WE ARE ALL AWAKE; WE JUST DO NOT KNOW IT
The vitality and simplicity of these words, expressed by Professor Manulani-Aluli Meyer at the first Indigenous Environmental Studies and Sciences conference (late April 2016), re-ignited a passionate call for revolution. At the evening keynote address, the audience was reminded to always build relationships of the highest degree. To put it another way, it is quite common to relate to each other with money; income; a marginal rate of the labour production. This form of relation is deeply alienating, as many of us unquestionably contend. Rather, we should search for the most complex sets of relationships, namely Love. It is rhetorical and ambiguous, yet it is indeed a most powerful word that inspires and connects us through infinite ways of being and living, rather than reducing our beautiful selves to competitive and exploitative subjects. In that manner, through the development of future energy and governance systems we should also, as professor Andreas Malm author of Fossil Capital posit, study and disrupt rooted and imbedded inequalities—from the early industrial generation of steam power, coal power and to the fossil fuel industry, nowadays—of the century old fossil economy. It is thus critical to examine how humans use energy to reproduce themselves, as well as relate to each other and to life altogether. It is especially important considering the present Anthropocene era, characterized by unequal distribution of harm and destruction resulting from oppressive, dispossessive systems of energy production and distribution.

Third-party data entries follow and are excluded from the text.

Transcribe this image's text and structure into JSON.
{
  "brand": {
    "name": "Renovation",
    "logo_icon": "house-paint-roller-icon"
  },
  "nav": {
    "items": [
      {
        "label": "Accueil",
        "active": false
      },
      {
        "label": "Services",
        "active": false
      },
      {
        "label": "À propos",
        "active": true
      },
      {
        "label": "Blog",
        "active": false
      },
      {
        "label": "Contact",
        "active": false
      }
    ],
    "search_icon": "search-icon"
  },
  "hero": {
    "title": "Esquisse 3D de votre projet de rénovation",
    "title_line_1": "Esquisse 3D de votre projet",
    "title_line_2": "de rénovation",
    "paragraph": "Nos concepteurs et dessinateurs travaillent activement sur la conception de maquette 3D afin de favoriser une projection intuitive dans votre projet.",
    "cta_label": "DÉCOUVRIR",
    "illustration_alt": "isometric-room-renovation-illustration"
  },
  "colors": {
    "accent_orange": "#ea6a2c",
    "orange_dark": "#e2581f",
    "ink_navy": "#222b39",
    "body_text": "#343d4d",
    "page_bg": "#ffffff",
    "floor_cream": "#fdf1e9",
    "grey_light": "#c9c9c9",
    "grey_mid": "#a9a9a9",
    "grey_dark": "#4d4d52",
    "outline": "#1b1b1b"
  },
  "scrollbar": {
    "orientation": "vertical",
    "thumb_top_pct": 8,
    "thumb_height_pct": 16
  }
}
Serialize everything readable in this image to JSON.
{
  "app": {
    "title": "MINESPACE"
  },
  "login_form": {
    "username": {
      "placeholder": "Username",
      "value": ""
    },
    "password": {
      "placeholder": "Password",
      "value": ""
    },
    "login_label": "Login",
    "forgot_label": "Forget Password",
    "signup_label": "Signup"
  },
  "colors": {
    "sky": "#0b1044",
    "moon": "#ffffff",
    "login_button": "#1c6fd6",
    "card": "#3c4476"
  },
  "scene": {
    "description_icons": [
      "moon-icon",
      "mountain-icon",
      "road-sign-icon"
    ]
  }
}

During the E4A 2016 summer field course in Montréal, graduate students will be studying several challenging questions relating to energy and its alternative futures. This short contribution is my personal way of acknowledging the impactful work that the Energy Cohort will produce, and the important knowledge that will undoubtedly arise from these inspiring people and their great bonfires of determination. We are thus motivated and moved to take the Leap!

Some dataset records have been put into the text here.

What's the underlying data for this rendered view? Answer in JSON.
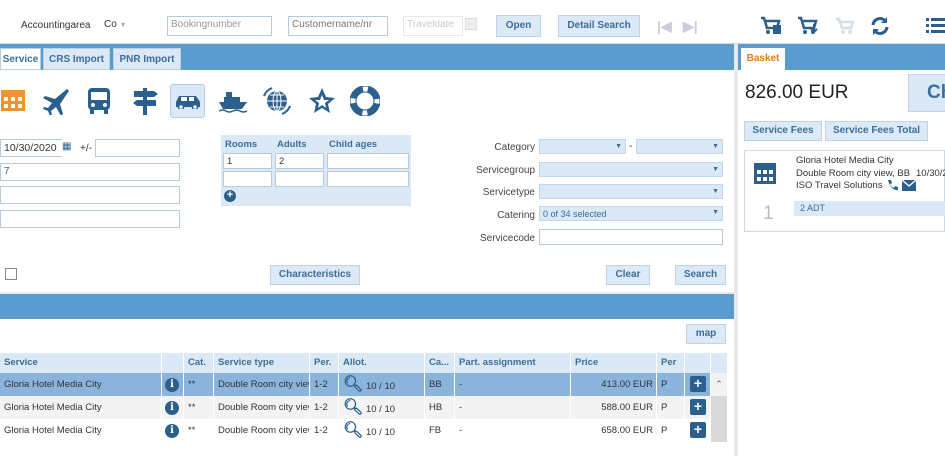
{
  "topbar": {
    "accountingarea_label": "Accountingarea",
    "accountingarea_value": "Co",
    "bookingnumber_placeholder": "Bookingnumber",
    "customername_placeholder": "Customername/nr",
    "traveldate_placeholder": "Traveldate",
    "open_label": "Open",
    "detail_search_label": "Detail Search"
  },
  "tabs": [
    "Service",
    "CRS Import",
    "PNR Import"
  ],
  "form": {
    "date_value": "10/30/2020",
    "plusminus_label": "+/-",
    "duration_prefix": "7",
    "rooms_header": "Rooms",
    "adults_header": "Adults",
    "childages_header": "Child ages",
    "rooms_value": "1",
    "adults_value": "2",
    "category_label": "Category",
    "category_dash": "-",
    "servicegroup_label": "Servicegroup",
    "servicetype_label": "Servicetype",
    "catering_label": "Catering",
    "catering_value": "0 of 34 selected",
    "servicecode_label": "Servicecode",
    "characteristics_label": "Characteristics",
    "clear_label": "Clear",
    "search_label": "Search"
  },
  "results": {
    "map_label": "map",
    "headers": [
      "Service",
      "Cat.",
      "Service type",
      "Per.",
      "Allot.",
      "Ca...",
      "Part. assignment",
      "Price",
      "Per"
    ],
    "rows": [
      {
        "service": "Gloria Hotel Media City",
        "cat": "**",
        "type": "Double Room city view",
        "per": "1-2",
        "allot": "10 / 10",
        "ca": "BB",
        "part": "-",
        "price": "413.00 EUR",
        "per2": "P"
      },
      {
        "service": "Gloria Hotel Media City",
        "cat": "**",
        "type": "Double Room city view",
        "per": "1-2",
        "allot": "10 / 10",
        "ca": "HB",
        "part": "-",
        "price": "588.00 EUR",
        "per2": "P"
      },
      {
        "service": "Gloria Hotel Media City",
        "cat": "**",
        "type": "Double Room city view",
        "per": "1-2",
        "allot": "10 / 10",
        "ca": "FB",
        "part": "-",
        "price": "658.00 EUR",
        "per2": "P"
      }
    ]
  },
  "basket": {
    "tab_label": "Basket",
    "total": "826.00 EUR",
    "checkout_label": "Ch",
    "service_fees_label": "Service Fees",
    "service_fees_total_label": "Service Fees Total",
    "item_title": "Gloria Hotel Media City",
    "item_room": "Double Room city view, BB",
    "item_date": "10/30/2",
    "item_operator": "ISO Travel Solutions",
    "item_number": "1",
    "item_pax": "2 ADT"
  },
  "colors": {
    "accent": "#5a9bd0",
    "dark": "#2b5f8e",
    "light": "#dbe8f5",
    "selected": "#8ab4db"
  }
}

Here, I want to introduce a concept collectively generated and formed by a multitude of empowering influences.
Depower: An intersectional conversation about energy futurity. To disrupt the webs of racism, sexism, colonialism, and ableism intersecting our energy imaginaries, visions, and projects, preventing the inexorable blossoming of just and complex relationships.

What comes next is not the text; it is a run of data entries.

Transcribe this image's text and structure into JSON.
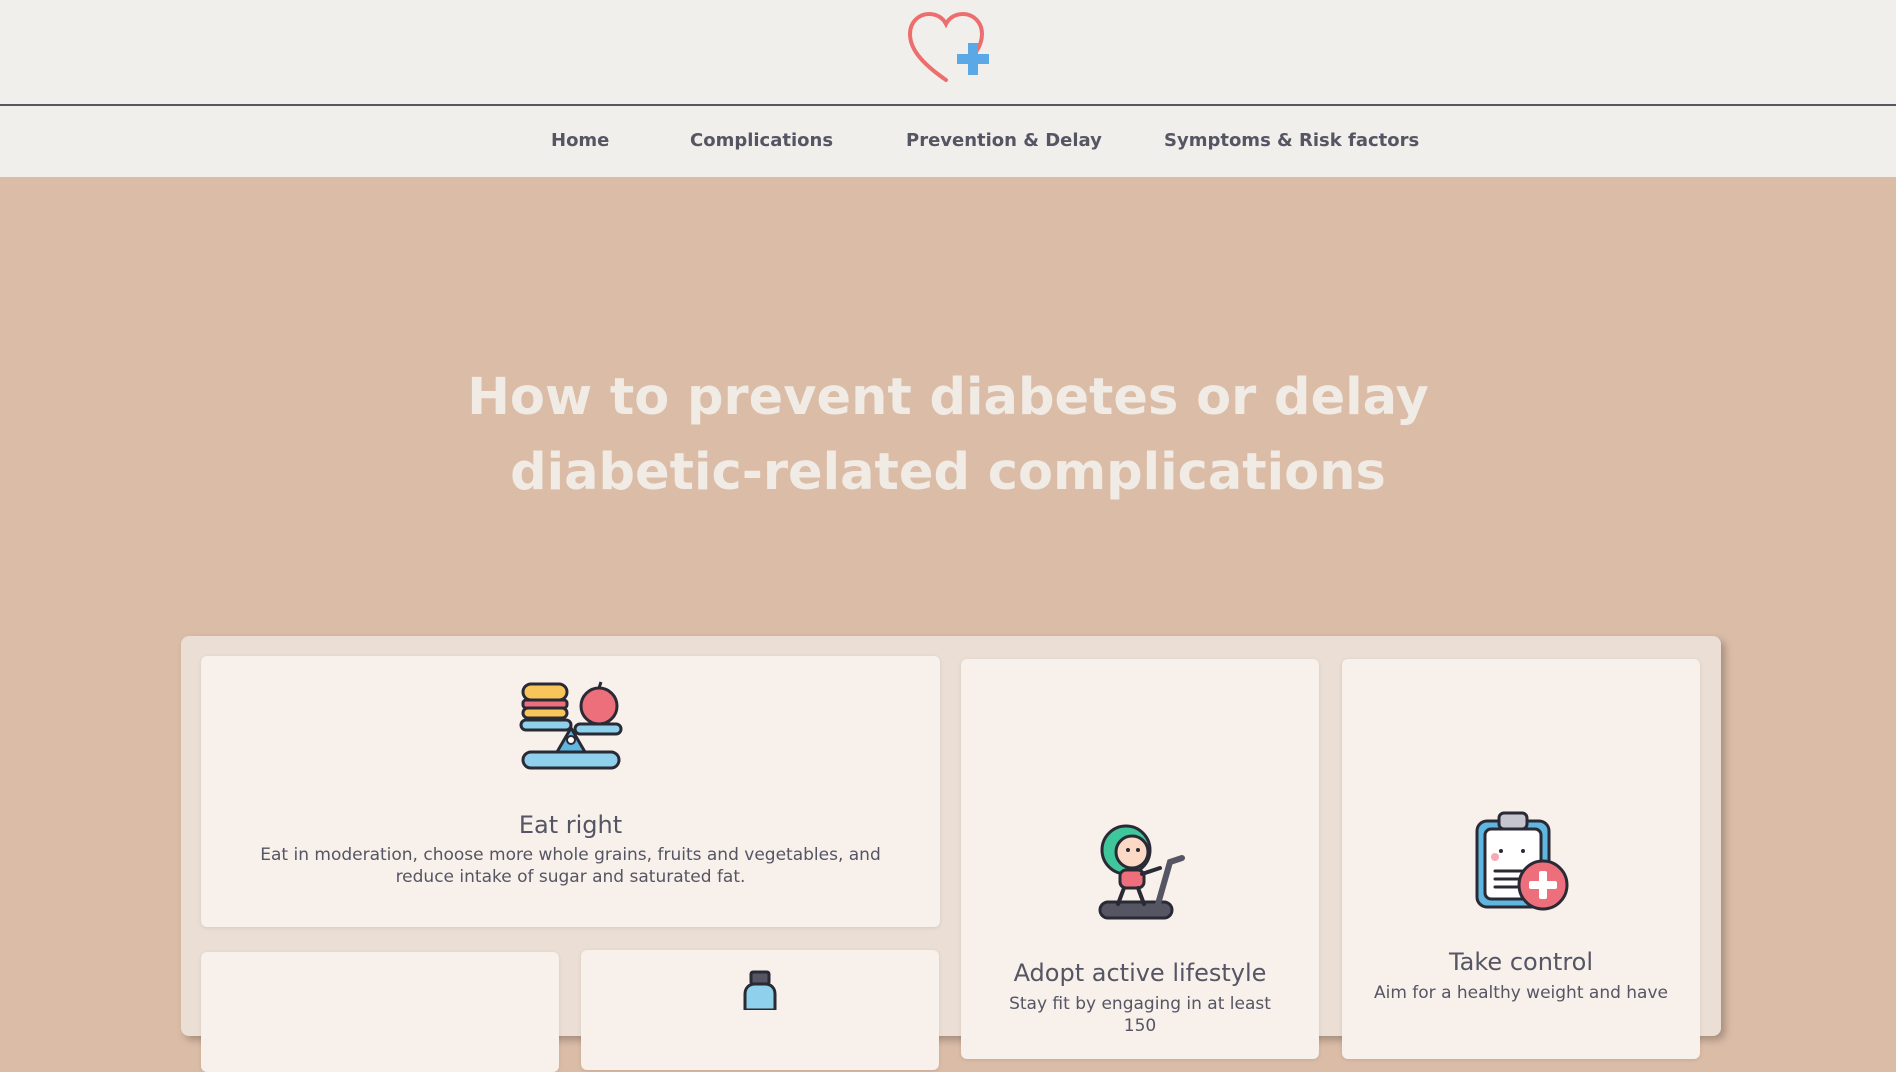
{
  "colors": {
    "header_bg": "#f1efeb",
    "hero_bg": "#dbbca7",
    "panel_bg": "#ebdfd5",
    "card_bg": "#f7f0eb",
    "text": "#555563",
    "hero_text": "#f1ebe5",
    "logo_heart": "#ec6e6e",
    "logo_cross": "#5aa8e6"
  },
  "header": {
    "logo_icon": "heart-plus-logo"
  },
  "nav": {
    "items": [
      {
        "label": "Home"
      },
      {
        "label": "Complications"
      },
      {
        "label": "Prevention & Delay"
      },
      {
        "label": "Symptoms & Risk factors"
      }
    ]
  },
  "hero": {
    "title_line1": "How to prevent diabetes or delay",
    "title_line2": "diabetic-related complications"
  },
  "cards": {
    "eat_right": {
      "icon": "balance-scale-food-icon",
      "title": "Eat right",
      "text": "Eat in moderation, choose more whole grains, fruits and vegetables, and reduce intake of sugar and saturated fat."
    },
    "active_lifestyle": {
      "icon": "treadmill-runner-icon",
      "title": "Adopt active lifestyle",
      "text": "Stay fit by engaging in at least 150"
    },
    "take_control": {
      "icon": "clipboard-medical-icon",
      "title": "Take control",
      "text": "Aim for a healthy weight and have"
    },
    "water": {
      "icon": "water-bottle-icon"
    }
  }
}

There is always that one question about energy that arises every time. Is the transition to renewable energy solely based on fossil and carbon intensive energy production? If so, how can this transition be radicalized to ensure the path is guided and organized by the least heard voices in society? I believe we are absolutely required to ensure that the transition is post-fossil, post-capitalist, decolonial, anti-racist and transfeminist. Energy should connect us and equally distribute power to all communities, households and ourselves. Depower argues that without intersectional conversations, energy futurity is a reproduction of present institutions wishing to deregulate market mechanisms, commodifying and controlling the energy sector. In other words, the production of surplus energy—that is power—created and expanded by intersectional ties of oppression. Rather, Depower seeks to redefine energy production, distribution, and consumption in ways that meet the basic and critical needs to build intersectional and non-oppressive relationships. I imagine energy systems that respect and enliven our relationships to the land, waters, more than humans and between ourselves. I imagine energy systems requiring nations to nations relationships based on reciprocity, and free, prior and informed consent. To depower is to continuously seek the best alternative that lives up to the highest degree of energy possibilities. It is a futurity that does not resign to a specific vision, but to a perpetual revolutionary one. To Depower is to love. To love is to restrict energy accumulation—to restrict the hoarding of life—otherwise resulting in power centralization, enabling and normalizing exploitation. To love is to ensure all we have does not take away from others, from who we should be.
what does Energy?
homes, heated by energy
movement, generated by energy
food, produced by energy
what does Power?
mansions, heated by power
jet planes, generated by power
migrant work agricultural production, produced by power
James Arruda, E4A graduate student
The Depower Collective is a new group comprised of amazing people who wish to ignite and gather the imagination of Canadians with regards to energy programs across the land. Our draft objective is:
To redirect the present national conversation about energy (i.e. generation and distribution) away from anthropocentric and Settler-centred discourses, towards a discussion of treaty responsibilities, and the realities of present-day forms of colonialism and environmental racism. We envision an energy futurity that involves alternative and progressive relationships with the land, the waters, the air, the more-than-humans (i.e. animals and spirits), and between Settlers and Indigenous people.